As the chunk concludes, the debugging effort remains unresolved. The hidden state wiring fix improved performance from 46.7 tok/s to 54.8 tok/s, but the acceptance rate of 30% remains far below the expected 75%. The assistant has generated new hypotheses about tensor parallelism interactions and the exact semantics of the hidden_states variable at the capture point, but these have yet to be tested.

This unfinished ending is itself instructive. In real-world ML engineering, bugs rarely have single, clean causes. The input format mismatch was real and needed fixing, but it wasn't the whole story. The assistant's methodical approach — measure, compare, hypothesize, test, and iterate — provides a template for tackling the deeper issues that remain.

Conclusion

The debugging session captured in this chunk is a microcosm of the challenges in deploying custom-trained speculative decoding models. The gap between offline accuracy (76.9%) and online acceptance rate (30%) highlights how subtle differences between training and inference pipelines can catastrophically degrade performance.

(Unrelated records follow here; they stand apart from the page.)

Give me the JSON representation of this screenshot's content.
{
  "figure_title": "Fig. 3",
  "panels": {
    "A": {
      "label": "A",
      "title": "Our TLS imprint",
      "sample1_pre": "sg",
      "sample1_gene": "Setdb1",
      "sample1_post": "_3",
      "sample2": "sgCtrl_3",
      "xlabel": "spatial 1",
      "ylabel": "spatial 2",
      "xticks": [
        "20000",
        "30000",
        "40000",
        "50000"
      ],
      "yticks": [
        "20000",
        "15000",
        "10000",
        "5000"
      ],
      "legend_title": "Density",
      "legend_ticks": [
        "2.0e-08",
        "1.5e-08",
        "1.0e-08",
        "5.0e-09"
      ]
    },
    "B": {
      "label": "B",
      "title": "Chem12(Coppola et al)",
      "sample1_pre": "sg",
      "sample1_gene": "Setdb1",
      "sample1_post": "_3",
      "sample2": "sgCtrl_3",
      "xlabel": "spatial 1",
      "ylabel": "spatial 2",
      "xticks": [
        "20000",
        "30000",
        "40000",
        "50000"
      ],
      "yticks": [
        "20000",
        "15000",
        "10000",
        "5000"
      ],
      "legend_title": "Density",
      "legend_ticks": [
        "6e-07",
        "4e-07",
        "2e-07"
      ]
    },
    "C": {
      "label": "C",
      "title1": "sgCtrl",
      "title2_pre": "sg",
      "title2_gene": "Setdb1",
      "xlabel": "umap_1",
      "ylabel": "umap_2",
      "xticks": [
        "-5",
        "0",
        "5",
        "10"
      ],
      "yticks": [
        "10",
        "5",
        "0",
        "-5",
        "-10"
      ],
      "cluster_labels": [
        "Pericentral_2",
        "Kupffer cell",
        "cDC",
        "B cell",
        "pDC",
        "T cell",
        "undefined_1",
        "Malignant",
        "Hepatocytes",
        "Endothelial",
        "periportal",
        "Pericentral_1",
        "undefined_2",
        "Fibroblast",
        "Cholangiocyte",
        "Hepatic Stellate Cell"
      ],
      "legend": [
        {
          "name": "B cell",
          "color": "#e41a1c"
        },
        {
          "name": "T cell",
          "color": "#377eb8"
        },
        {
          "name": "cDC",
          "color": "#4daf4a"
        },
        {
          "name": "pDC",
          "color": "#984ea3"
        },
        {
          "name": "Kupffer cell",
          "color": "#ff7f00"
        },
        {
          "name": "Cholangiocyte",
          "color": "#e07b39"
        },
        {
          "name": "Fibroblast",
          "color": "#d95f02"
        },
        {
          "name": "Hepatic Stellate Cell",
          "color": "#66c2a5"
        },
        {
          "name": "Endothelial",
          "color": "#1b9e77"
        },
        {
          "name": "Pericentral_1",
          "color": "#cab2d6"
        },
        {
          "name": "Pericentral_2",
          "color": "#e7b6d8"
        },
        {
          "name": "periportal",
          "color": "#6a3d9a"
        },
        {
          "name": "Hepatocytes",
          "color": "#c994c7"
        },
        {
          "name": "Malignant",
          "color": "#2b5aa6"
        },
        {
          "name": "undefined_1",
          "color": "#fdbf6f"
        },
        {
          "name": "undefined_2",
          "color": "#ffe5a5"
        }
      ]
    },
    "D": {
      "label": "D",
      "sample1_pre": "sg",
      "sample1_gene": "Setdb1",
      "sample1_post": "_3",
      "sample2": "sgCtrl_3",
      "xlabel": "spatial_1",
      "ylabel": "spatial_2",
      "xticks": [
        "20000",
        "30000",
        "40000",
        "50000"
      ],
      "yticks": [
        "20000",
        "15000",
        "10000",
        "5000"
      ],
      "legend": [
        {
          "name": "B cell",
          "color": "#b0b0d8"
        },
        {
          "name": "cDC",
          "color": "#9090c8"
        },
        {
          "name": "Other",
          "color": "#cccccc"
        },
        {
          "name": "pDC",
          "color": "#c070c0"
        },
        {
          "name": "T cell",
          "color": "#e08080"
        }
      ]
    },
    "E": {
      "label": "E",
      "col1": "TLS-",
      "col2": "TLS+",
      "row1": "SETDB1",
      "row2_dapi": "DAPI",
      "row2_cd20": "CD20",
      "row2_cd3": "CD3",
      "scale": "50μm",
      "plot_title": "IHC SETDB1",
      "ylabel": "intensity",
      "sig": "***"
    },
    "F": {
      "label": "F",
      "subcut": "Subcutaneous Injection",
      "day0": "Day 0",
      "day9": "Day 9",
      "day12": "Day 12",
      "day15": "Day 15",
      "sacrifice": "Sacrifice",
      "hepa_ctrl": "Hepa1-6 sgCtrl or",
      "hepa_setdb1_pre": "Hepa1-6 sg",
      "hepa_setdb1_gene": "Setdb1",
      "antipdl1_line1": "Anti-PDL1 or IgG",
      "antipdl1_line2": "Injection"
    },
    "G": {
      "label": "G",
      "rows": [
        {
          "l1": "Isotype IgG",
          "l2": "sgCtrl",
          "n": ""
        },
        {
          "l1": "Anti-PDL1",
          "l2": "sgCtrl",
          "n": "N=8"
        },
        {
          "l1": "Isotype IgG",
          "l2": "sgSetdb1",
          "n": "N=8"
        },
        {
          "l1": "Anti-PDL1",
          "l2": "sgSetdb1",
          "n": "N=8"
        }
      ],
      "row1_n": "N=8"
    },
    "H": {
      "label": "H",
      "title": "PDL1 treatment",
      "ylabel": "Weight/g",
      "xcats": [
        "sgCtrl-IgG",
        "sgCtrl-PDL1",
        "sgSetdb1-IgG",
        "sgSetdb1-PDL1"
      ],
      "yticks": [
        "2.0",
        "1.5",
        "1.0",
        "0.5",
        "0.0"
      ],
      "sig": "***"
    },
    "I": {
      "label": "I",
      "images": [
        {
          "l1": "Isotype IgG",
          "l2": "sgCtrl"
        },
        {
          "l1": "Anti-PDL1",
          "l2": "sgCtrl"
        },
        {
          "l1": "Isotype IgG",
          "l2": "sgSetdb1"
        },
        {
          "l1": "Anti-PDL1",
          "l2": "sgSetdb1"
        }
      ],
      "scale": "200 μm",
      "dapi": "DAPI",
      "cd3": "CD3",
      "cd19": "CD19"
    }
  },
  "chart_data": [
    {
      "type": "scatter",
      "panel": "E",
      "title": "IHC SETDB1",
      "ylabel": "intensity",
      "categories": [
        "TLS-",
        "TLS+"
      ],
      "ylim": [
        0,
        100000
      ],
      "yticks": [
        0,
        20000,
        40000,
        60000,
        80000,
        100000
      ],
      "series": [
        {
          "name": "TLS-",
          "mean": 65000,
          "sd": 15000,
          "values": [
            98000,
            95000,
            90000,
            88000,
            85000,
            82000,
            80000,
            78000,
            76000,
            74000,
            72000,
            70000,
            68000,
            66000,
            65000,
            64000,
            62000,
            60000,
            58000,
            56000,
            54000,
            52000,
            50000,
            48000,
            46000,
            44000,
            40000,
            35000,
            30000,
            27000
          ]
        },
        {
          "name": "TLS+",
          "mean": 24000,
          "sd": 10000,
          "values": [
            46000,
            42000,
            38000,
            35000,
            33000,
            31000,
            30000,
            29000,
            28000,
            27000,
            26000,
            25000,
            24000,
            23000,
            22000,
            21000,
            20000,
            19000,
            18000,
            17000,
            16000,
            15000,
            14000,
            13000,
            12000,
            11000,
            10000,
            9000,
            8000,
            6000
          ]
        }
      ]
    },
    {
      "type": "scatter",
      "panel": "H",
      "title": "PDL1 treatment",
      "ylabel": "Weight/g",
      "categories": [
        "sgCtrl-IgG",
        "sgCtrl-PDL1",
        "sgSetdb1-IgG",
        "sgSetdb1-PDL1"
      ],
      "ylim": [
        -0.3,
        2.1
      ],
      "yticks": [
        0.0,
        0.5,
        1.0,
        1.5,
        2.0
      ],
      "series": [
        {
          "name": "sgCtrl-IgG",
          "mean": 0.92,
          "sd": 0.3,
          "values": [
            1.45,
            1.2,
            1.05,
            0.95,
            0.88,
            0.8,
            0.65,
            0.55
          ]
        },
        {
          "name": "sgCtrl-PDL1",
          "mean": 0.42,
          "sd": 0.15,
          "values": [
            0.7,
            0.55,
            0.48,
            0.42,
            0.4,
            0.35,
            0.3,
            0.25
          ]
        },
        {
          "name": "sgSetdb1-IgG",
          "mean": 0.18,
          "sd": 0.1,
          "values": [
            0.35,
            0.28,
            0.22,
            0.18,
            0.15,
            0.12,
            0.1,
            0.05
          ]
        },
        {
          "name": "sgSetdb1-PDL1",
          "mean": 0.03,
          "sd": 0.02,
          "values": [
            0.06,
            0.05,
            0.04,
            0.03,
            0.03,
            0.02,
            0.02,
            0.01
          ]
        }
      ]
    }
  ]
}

The wiring mismatch that took hours to discover — a simple [:-1] slicing difference — cost the assistant an entire debugging cycle.

But the session also demonstrates a robust methodology for tackling such challenges: isolate the component, test against known data, compare against training metrics, trace discrepancies to their root cause, implement surgical fixes, and when those fixes fall short, question fundamental assumptions and return to first principles. In the complex world of ML systems debugging, where a single off-by-one error can cost days of computation, this disciplined process is the difference between spinning wheels and making progress.